Mesmo assim existem algumas referências à popularidade dos fora-da-lei de Public Enemies e ao seu estatuto de celebridades precoces, figuras admiradas na altura pela maioria da população pela sua destreza-desobediência e acções directas contra os bancos num período (anos 1930) de recessão grave que poderá constituir um comentário social dado o paralelismo com o momento actual – de facto é impossível em 2009 assistir à reprodução de um período que representa um imaginário distante de grave situação social sem procurar quer semelhanças quer diferenças da perpepção e reacção do público em geral.

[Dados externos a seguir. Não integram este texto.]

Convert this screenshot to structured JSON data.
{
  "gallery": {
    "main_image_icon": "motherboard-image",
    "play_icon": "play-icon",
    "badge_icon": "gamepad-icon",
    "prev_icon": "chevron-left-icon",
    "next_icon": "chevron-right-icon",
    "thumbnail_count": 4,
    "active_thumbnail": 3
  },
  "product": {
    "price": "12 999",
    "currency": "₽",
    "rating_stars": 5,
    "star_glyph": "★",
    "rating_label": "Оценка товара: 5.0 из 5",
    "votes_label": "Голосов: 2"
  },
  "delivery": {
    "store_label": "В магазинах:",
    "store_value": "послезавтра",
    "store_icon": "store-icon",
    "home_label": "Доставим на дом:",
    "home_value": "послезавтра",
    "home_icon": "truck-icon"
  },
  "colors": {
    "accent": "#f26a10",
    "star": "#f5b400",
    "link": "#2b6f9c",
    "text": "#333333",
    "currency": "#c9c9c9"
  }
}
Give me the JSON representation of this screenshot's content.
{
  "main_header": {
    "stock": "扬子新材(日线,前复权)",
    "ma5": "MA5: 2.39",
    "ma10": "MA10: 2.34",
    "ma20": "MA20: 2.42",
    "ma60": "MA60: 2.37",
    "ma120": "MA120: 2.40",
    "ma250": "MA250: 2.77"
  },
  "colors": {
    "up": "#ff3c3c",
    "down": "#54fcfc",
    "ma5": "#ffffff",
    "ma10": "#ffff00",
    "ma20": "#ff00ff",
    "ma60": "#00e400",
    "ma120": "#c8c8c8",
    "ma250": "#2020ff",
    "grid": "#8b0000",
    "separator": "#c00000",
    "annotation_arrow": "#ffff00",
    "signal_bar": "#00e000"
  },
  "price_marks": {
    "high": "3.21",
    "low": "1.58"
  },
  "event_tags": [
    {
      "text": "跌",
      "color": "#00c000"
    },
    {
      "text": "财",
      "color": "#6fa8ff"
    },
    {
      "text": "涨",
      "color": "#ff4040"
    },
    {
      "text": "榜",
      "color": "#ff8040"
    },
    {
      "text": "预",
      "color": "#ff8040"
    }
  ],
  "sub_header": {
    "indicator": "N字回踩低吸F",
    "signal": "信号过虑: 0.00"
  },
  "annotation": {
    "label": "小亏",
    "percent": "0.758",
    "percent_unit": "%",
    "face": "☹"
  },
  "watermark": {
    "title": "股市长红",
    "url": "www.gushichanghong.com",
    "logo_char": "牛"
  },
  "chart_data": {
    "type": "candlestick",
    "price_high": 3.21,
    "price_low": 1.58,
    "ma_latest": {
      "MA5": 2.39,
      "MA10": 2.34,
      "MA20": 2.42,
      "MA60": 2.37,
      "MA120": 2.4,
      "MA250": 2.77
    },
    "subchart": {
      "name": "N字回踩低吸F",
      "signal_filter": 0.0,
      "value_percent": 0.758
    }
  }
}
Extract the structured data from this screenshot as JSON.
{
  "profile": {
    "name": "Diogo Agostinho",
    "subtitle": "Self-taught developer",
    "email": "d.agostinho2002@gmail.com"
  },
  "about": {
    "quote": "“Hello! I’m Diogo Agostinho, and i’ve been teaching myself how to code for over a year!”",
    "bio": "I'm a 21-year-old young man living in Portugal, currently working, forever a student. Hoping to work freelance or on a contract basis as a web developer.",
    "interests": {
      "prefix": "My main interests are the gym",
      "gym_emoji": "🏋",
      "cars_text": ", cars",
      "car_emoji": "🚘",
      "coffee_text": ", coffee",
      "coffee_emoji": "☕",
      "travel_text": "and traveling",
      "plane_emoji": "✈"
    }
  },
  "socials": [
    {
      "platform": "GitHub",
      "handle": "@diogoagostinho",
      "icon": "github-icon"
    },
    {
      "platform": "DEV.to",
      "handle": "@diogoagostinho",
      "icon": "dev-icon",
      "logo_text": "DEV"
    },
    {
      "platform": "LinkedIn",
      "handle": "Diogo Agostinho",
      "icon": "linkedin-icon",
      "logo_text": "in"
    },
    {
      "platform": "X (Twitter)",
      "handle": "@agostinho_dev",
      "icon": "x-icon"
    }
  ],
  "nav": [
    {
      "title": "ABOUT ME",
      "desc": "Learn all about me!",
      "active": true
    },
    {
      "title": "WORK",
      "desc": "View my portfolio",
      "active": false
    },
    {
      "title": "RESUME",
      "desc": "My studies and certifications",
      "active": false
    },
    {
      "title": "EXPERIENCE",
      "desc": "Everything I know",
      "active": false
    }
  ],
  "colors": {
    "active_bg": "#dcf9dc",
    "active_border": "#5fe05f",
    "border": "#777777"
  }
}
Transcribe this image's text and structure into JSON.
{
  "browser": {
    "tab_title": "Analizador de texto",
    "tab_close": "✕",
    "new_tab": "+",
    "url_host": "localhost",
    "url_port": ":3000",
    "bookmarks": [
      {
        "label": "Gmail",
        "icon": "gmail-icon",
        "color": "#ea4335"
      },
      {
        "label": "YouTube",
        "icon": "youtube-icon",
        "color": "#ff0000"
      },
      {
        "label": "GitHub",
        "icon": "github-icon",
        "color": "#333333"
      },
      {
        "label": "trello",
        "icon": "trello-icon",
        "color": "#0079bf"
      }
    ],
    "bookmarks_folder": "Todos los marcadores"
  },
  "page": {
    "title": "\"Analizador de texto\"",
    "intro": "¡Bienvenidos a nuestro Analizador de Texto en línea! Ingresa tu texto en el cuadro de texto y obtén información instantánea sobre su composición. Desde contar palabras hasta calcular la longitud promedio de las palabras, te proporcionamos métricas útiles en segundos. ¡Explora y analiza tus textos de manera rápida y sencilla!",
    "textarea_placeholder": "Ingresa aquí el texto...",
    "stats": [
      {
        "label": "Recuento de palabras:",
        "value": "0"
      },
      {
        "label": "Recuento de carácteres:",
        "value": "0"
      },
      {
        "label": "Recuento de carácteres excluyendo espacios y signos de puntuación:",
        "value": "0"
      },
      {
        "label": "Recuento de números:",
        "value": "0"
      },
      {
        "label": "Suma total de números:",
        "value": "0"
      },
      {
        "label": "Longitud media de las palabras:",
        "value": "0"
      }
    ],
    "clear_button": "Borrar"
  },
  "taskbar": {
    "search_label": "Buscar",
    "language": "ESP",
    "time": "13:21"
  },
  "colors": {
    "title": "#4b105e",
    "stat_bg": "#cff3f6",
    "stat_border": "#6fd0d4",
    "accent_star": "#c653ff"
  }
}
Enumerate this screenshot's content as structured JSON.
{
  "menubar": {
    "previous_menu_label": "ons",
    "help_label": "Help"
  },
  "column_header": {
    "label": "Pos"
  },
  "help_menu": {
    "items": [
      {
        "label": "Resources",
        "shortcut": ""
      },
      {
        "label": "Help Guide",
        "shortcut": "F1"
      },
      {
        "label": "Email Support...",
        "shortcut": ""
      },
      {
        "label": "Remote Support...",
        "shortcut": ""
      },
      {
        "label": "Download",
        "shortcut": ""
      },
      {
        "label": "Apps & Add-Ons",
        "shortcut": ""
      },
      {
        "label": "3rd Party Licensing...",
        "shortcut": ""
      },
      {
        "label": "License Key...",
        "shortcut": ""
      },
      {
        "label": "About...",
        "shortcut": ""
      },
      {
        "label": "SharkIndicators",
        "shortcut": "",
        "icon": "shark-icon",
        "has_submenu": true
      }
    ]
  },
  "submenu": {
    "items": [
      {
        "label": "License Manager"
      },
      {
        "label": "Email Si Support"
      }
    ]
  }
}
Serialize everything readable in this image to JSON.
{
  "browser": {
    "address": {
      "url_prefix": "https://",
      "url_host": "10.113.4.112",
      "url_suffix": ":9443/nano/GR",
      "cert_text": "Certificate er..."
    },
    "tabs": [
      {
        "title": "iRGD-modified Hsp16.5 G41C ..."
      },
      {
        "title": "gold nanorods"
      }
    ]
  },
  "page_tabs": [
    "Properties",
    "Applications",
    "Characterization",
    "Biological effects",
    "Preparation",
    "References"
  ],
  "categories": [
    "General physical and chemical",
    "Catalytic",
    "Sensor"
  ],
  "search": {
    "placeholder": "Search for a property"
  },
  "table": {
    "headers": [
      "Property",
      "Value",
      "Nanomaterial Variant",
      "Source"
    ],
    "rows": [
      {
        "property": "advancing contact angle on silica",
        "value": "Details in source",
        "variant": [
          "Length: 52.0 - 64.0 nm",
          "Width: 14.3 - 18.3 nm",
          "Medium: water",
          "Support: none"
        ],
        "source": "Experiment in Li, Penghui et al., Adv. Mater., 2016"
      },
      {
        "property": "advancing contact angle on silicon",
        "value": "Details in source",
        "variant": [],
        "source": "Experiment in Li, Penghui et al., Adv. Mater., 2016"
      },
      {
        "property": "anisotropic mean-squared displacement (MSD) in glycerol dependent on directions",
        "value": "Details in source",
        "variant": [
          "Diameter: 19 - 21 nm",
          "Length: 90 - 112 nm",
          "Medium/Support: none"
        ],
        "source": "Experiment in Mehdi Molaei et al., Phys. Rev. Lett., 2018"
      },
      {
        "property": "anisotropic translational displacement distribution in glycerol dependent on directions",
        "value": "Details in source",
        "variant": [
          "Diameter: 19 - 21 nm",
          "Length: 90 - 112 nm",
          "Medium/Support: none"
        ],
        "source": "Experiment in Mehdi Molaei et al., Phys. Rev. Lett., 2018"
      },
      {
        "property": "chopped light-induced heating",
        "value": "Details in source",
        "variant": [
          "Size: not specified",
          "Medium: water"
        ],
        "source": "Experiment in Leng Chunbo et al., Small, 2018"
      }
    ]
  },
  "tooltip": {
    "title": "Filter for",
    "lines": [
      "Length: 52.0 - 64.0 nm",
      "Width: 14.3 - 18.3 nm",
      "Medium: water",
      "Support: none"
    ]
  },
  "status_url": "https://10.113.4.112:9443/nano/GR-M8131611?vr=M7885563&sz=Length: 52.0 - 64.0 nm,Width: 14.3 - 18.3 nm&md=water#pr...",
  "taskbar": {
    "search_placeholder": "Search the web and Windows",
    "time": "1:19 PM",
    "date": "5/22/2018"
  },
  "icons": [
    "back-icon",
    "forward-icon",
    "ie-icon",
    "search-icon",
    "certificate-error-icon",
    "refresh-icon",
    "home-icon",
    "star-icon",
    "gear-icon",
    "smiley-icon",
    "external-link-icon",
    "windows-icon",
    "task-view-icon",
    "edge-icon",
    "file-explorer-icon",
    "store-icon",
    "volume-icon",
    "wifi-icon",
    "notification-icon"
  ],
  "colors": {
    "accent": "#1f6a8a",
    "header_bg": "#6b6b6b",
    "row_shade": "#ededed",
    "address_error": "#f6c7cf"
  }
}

Se existe alguma validade e até fascínio de uma abordagem cinematografica puramente cénica, em que o aspecto visual se sobrepõe a tudo o resto, ou seja, a verdade através do poder da imagem independente de qualquer história ou personagens, esse desígnio perde algo com a adpoção de convencionalismos a que o filme recorre para avançar a narrativa, como a exposição da história através da personagem de Edgar Hoover e na relação amorosa entre Dillinger e a sua amante (interpretada por Marion Cotillard). A verdade é que o filme funciona melhor nos momentos de acção pura em que o contexto é irrelevante, ou seja onde nada mais interessa além do presente: o tal tiroteio no meio dos bosques ou a cena em que agentes do FBI tentam infiltrar uma casa onde suspeitam estar escondido um dos foragidos – momentos de construcção lenta de tensão em que a imagem se sobrepõe a tudo o resto. É uma intenção que Mann já tinha explorado em Miami Vice (5/10), o domínio da imagem e estilo sobre a construcção de personagens ou eventos, mas que sofre com o carácter vazio e inócuo do retrato das personagens.